The last haircut he had was at Fantastic Sam’s and was anything but fantastic.  I can think of a different word beginning with the letter F to describe the experience. Wyatt was getting bigger now, I told myself that day. Rather than stand with the woman about to cut his hair, coaching the two of them through it, I let my mamma bear guard down a bit and busied my paws checking emails on my phone.  From where I was sitting, I couldn’t actually see that my son was apparently having his hair cut by Satan.

My baby bear came around the corner of the front counter with a tweaked look on his face, mouthing something while fighting the tears.  I tried to appease him by complimenting his new do, but it was no use.  This was a major setback.

I said loudly, “Was that lady mean to you?”  I was just revving up when he begged me not to say anything.  The woman knew I was not happy, as did everyone in the waiting area pretending to read People Magazine and play Candy Crush.  But this mother bear was ready to growl.
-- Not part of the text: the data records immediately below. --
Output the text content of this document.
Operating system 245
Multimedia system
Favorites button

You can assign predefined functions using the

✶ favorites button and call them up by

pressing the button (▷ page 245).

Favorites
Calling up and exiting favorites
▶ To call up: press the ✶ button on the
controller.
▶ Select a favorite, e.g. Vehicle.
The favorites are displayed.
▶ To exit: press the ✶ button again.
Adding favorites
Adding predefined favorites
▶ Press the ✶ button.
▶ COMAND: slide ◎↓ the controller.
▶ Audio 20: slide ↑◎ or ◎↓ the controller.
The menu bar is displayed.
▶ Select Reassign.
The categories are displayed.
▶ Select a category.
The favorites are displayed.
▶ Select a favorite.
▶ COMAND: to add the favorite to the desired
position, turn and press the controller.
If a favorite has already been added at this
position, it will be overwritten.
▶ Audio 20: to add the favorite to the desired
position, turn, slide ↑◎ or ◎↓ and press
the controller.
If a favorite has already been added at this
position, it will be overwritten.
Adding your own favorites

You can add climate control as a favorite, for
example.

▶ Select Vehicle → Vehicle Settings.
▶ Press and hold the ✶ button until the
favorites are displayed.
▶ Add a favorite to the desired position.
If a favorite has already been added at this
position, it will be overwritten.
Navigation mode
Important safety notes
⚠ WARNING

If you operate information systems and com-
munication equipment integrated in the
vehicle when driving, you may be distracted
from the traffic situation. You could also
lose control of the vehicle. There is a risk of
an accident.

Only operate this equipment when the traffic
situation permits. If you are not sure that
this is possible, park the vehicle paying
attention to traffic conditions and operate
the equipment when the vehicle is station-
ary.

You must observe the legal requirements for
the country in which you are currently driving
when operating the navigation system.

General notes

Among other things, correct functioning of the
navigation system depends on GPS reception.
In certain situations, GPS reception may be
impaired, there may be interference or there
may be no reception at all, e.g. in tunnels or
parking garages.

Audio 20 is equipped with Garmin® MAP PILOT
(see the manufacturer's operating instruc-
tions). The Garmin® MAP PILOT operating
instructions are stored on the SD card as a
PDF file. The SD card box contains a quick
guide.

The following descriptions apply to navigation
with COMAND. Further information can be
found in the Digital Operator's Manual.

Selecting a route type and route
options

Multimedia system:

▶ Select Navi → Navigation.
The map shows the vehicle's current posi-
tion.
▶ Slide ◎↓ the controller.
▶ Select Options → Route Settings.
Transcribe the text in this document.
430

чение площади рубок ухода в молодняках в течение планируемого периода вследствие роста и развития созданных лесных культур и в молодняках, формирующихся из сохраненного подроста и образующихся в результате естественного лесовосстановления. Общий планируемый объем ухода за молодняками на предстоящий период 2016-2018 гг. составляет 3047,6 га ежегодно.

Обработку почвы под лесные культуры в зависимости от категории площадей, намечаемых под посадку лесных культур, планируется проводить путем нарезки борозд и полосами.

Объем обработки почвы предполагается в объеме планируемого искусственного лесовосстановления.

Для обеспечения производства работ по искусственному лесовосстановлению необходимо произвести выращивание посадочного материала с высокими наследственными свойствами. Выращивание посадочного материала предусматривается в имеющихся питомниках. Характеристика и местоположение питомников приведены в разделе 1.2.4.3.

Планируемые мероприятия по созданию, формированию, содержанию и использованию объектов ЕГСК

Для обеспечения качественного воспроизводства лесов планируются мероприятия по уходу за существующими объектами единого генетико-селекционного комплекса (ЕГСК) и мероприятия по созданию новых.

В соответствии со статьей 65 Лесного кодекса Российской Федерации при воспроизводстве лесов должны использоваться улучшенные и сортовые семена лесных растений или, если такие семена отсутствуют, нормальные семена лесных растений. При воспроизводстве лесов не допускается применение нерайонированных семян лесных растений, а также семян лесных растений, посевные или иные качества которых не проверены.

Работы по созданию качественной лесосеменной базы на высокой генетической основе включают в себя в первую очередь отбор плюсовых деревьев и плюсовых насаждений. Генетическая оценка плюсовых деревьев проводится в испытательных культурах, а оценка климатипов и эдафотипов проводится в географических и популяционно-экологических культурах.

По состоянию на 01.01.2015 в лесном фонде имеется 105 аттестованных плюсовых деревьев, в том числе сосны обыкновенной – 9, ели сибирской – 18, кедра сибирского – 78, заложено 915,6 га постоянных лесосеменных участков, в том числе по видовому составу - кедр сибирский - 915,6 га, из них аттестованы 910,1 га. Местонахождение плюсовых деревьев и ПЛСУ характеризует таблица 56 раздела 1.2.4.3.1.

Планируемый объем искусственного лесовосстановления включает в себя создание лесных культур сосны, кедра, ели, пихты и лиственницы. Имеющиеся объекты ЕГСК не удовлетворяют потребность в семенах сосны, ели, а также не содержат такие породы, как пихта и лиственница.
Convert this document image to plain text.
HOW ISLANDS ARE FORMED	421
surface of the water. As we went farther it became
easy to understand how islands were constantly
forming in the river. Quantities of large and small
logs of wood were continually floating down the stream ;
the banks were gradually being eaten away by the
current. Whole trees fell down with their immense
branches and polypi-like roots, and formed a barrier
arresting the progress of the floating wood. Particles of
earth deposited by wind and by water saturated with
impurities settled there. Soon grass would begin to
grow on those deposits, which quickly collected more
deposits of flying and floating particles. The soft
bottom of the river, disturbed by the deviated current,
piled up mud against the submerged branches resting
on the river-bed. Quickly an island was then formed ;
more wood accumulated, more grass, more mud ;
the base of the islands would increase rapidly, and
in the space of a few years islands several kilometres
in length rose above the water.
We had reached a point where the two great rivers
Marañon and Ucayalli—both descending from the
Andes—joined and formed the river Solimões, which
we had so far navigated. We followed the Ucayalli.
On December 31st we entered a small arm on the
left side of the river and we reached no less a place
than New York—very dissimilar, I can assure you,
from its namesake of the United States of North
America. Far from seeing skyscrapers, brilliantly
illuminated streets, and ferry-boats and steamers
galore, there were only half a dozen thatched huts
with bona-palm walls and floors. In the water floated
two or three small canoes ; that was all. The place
Even after I gave her the nutshell haircut phobia story, Lucifer had threatened Wyatt throughout the process. She even told him that if he moved she would cut his ear off. Wyatt figured it was best to not test the devil holding a sharp object near his head.

I know what you are thinking. Why does this special needs hair cut customer not have a regular person who can effectively deal with his issues.? The truth is, we have never found our Patron Saint of Haircuts.

Until yesterday.  When at Great Clips, the heavens opened and an angel named Sheri took him back. She had a naturalness about her that put Wyatt at ease. They chatted about pets, and movies. I heard him laugh. And to my astonishment, his enormous tics were reduced to slight winces.

In fact, from far away, the experience looked normal. I thanked her profusely, tipped her six dollars on a twelve-dollar haircut. It was all I had in my wallet.  Wyatt’s hair was cut, but his confidence grew.  I put her card in my wallet, knowing where to go from now on when the locks get too long.  Wyatt left with his lollipop, both of us in shear heaven.